-40-
Er is op het terrein van de milieuwetgeving een absoluut duidelijke brief
uit. Ik vind dat daar ook door u niet aan- of toegedaan kan worden.
Dat is een zaak waarop een wettelijke procedure loopt. Ik vind dat u daar
ook niet tussen moet gaan zitten.
De verkeersproblematiek wil de fraktie van de PvdA, de VVD, D'66 andermaal
bespreekbaar gemaakt willen hebben.
Meneer Franken, u vindt dat ook?
De heer P. FRANKEN: Ik wil toch die twee zaken ontkoppelen. Me hebben in het
verleden al meermalen over herinrichtingsprojecten van die straat gesproken.
Het eerste deel van deze brief waar het gaat om milieuzaken dat is een tracé
dat in werking is gezet; daar zijn we mee accoord.
Ik denk voorzitter, dat als we het beleidsplan binnenstad er naast leggen,
we onze binnenstad verschillende functies toekennen. De functie van een
ambachtelijke bakkerij past ook in het beleidsplan binnenstad.

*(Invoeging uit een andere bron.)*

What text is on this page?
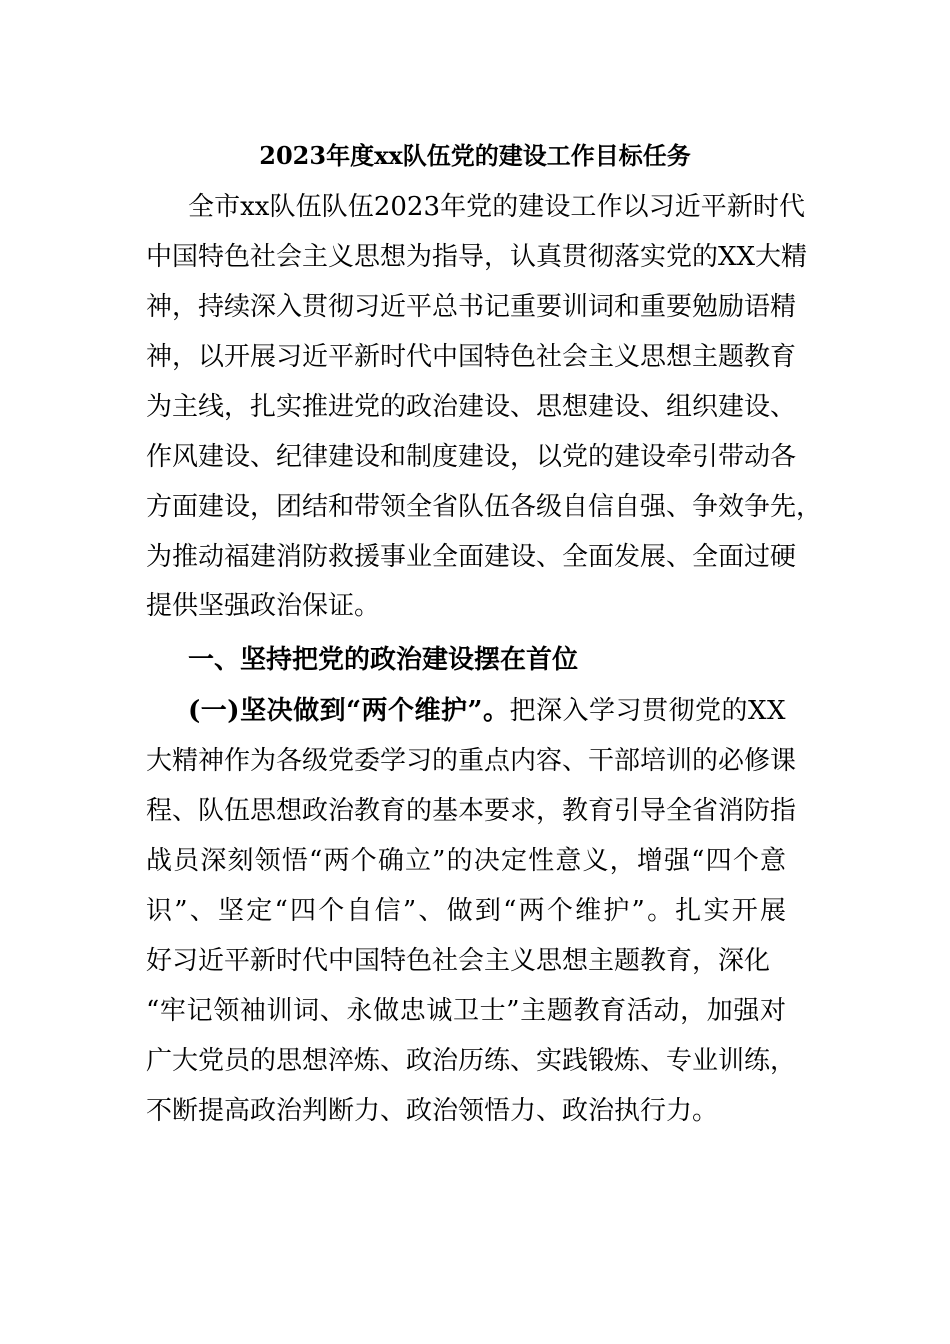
2023年度xx队伍党的建设工作目标任务
全市xx队伍队伍2023年党的建设工作以习近平新时代
中国特色社会主义思想为指导，认真贯彻落实党的XX大精
神，持续深入贯彻习近平总书记重要训词和重要勉励语精
神，以开展习近平新时代中国特色社会主义思想主题教育
为主线，扎实推进党的政治建设、思想建设、组织建设、
作风建设、纪律建设和制度建设，以党的建设牵引带动各
方面建设，团结和带领全省队伍各级自信自强、争效争先，
为推动福建消防救援事业全面建设、全面发展、全面过硬
提供坚强政治保证。
一、坚持把党的政治建设摆在首位
(一)坚决做到“两个维护”。把深入学习贯彻党的XX
大精神作为各级党委学习的重点内容、干部培训的必修课
程、队伍思想政治教育的基本要求，教育引导全省消防指
战员深刻领悟“两个确立”的决定性意义，增强“四个意
识”、坚定“四个自信”、做到“两个维护”。扎实开展
好习近平新时代中国特色社会主义思想主题教育，深化
“牢记领袖训词、永做忠诚卫士”主题教育活动，加强对
广大党员的思想淬炼、政治历练、实践锻炼、专业训练，
不断提高政治判断力、政治领悟力、政治执行力。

Stel dat dat niet het geval zou zijn, dan komt er een heel andere situatie
aan de orde. Dan zou je met het middel van bedrijfsverplaatsingen misschien
die zaak op kunnen lossen. Vooralsnog zeg ik dat het een zaak is die in ons
beleidsplan binnenstad past.
We kunnen niet iedere dag schreeuwen dat er overlast is. Ik moet wel eens
een kwartier wachten voor ik de Antwerpsestraatweg kan oversteken om naar
mijn werk te gaan. Ik heb daar geen probleem mee, ik weet dat en ga een half
uur eerder van huis. Ik denk toch dat we deze zaken uit elkaar moeten
trekken. Mat betreft het verkeersprobleem daar, ik denk dat het een kwestie
is van, hoe ga je er zelf mee om. Je kunt van alles een probleem maken als
je heel veel vrije tijd hebt.
De heer VAN DER STOEL: Het gaat in deze brief om de klacht van de bewoners
dat ze zeggen, enerzijds is het een hinderwetzaak die loopt bij de Raad van
State, anderzijds is er voor ons een verkeersprobleem. De gemeente antwoordt
ons steeds maar, er loopt een hinderwetzaak.
Dus de vraag van de mensen is: Wil je ook wat over het verkeer zeggen. In
die zin vragen we om een aanpassing van de brief waarin gezegd wordt: Wij
besteden aandacht aan het verkeersprobleem.
Als het college zou schrijven: (ik hoop dat niet) wij hebben een paar herin
richtingsplannen op tafel gelegd en er was zoveel kabaal over dat we hebben
besloten ze niet uit te voeren, is het op zich een antwoord. Maar nu staat
er geen antwoord op die vraag en dat is het probleem.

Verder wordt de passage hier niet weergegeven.